1. An electromagnetic induction plug and socket, including a plug and a socket, characterized in that the plug includes a plug shell, the plug shell is provided with a central axis magnetic core, and a plug coil is wound around the central axis magnetic core. The socket It includes a socket shell, a ring coil is provided in the socket shell, and a ring magnetic core matched with the ring coil. After the plug is inserted into the socket, the ring coil is set outside the plug coil.

2. The magnetic induction plug and socket according to claim 1, characterized in that: the annular magnetic core includes a magnetic sleeve, the annular coil is arranged in the magnetic sleeve, and magnetic rings are also provided on both sides of the annular coil.

3. The magnetic induction plug and socket according to claim 2, characterized in that: the plug is also provided with an induction coil that matches the plug coil, the plug coil is connected to the power input end through a switch circuit, and the induction coil is connected to the switch.

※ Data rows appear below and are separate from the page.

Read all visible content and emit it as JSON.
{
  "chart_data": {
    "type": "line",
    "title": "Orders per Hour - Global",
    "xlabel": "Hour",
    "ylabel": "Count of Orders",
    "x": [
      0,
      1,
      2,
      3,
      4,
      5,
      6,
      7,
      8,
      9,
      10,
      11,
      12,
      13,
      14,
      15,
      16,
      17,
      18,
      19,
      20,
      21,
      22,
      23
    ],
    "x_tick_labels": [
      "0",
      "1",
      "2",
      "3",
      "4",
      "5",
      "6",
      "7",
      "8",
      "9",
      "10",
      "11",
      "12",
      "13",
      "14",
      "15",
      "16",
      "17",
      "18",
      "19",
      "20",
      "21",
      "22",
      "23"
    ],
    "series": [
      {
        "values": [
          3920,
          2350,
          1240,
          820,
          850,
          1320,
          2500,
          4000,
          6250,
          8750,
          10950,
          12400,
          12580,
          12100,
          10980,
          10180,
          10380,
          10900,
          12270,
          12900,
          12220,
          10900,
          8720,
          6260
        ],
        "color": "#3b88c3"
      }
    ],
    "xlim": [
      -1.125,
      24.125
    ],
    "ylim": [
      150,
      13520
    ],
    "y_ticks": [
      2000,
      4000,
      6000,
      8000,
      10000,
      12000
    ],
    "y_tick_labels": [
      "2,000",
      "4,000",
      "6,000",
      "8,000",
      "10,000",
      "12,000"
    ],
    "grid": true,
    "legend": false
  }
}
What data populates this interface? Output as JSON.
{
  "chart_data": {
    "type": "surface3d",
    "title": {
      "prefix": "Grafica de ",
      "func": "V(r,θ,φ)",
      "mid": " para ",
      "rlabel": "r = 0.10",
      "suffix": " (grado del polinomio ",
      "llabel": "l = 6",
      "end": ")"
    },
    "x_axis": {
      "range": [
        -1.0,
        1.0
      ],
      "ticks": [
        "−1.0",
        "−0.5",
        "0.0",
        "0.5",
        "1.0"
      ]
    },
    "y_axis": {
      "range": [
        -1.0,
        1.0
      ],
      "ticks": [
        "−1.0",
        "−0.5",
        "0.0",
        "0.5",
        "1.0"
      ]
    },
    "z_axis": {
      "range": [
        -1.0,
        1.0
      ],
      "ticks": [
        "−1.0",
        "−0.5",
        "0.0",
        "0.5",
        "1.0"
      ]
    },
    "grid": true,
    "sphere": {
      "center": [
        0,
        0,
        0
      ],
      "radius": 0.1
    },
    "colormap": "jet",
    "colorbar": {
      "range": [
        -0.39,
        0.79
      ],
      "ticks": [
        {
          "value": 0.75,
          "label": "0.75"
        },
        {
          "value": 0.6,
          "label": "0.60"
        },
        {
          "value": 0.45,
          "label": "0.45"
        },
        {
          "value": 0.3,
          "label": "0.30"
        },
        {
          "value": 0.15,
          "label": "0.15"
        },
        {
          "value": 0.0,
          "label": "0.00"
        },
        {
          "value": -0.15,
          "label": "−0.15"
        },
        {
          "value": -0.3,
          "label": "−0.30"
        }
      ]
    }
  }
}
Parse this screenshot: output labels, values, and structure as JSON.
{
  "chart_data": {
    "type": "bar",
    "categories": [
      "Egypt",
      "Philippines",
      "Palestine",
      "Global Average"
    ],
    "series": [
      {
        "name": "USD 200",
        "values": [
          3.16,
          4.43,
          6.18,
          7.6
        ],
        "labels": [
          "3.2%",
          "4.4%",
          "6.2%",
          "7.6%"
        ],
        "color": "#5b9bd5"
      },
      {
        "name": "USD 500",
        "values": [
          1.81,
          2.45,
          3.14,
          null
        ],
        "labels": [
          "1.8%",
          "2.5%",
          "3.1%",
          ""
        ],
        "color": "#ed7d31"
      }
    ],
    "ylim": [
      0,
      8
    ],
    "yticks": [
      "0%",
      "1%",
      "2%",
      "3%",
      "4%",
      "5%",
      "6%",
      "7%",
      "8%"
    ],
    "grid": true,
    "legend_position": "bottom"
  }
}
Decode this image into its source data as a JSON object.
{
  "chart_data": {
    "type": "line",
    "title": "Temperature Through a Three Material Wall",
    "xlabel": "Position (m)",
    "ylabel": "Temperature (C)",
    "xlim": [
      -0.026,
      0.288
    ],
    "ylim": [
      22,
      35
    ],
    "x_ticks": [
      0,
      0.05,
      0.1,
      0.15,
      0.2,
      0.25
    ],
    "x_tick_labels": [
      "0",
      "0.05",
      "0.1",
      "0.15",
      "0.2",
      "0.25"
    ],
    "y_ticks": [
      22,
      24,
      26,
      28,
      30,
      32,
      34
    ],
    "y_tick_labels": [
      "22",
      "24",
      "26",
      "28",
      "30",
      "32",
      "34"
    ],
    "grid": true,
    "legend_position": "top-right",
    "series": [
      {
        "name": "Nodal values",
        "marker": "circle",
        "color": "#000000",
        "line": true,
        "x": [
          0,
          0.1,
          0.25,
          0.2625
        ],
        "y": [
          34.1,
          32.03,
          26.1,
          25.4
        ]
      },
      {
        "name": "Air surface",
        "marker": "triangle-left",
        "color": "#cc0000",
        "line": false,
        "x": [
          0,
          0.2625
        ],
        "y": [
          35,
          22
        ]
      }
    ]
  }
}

The positive feedback excitation end of the circuit is connected.

4. The magnetic induction plug and socket according to claim 3, characterized in that: the feedback coil includes a first feedback coil and a second feedback coil, the switching circuit includes a first electronic switch and a second electronic switch, and the first feedback coil and the second feedback coil The control end of an electronic switch is connected, the second feedback coil is connected to the control end of the second electronic switch, the power input end is connected to the input end of the rectifier circuit, and the output end of the rectifier circuit is connected to the first electronic switch and the second electronic switch respectively. Plug coil connection.